Presiden juga mengingatkan bahwa para perwira muda kini memikul tanggung jawab besar dalam menjaga kedaulatan, kehormatan bangsa, serta keselamatan rakyat. Ia menekankan bahwa sejarah perjuangan bangsa dibangun dari pengorbanan yang tak ringan, dan tantangan ke depan akan semakin berat.

“Kedaulatan bangsa dan keselamatan rakyat kini berada di pundak kalian. Rakyat menanti pengabdian, bakti, dan bila perlu, pengorbananmu yang terakhir,” ucap Prabowo.

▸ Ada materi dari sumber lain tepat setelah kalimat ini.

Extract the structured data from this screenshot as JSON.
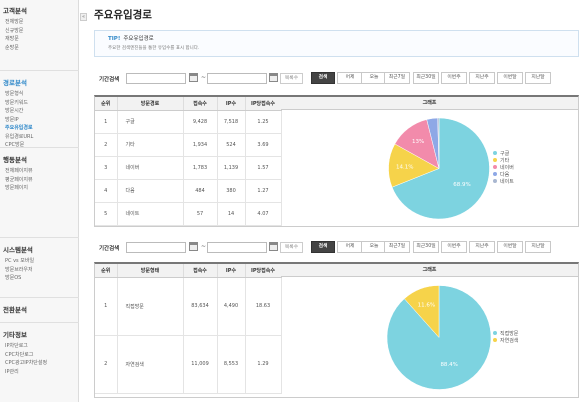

Ia juga menyinggung sejarah panjang bangsa Indonesia yang pernah dijajah dan dieksploitasi. Karena itu, generasi muda wajib menjaga kemerdekaan dengan sepenuh jiwa raga.

“Ini adalah warisan besar. Bangsamu menuntut pengabdian tertinggi darimu. Bila perlu, korbankan jiwa ragamu demi Indonesia yang kuat dan selamat,” ujar Prabowo penuh keyakinan.

Dalam pidatonya, Presiden Prabowo menggambarkan TNI dan Polri sebagai dua pilar utama pertahanan negara. Ia meminta para perwira muda untuk menjadi sosok prajurit dan polisi yang dekat dengan rakyat dan siap berjuang demi kepentingan bangsa.

“Jadilah tentara rakyat, tentara nasional, tentara pejuang. Jadilah polisi rakyat, polisi nasional, polisi pejuang. Selalu cintai rakyatmu, karena kalian adalah anak kandung rakyat Indonesia,” tandasnya.

Di akhir amanatnya, Presiden menyampaikan apresiasi kepada para pelatih, pembina, dan keluarga para perwira muda. Ia menekankan bahwa profesi militer dan kepolisian adalah profesi mulia yang menuntut keteladanan, keberanian, dan kecerdasan.

“Profesi perwira dan prajurit adalah profesi mulia. Tapi tidak ringan. Kalian harus selalu di depan, memberi contoh dengan keberanian, kegagahan, dan kecerdasan,” pungkas Presiden Prabowo.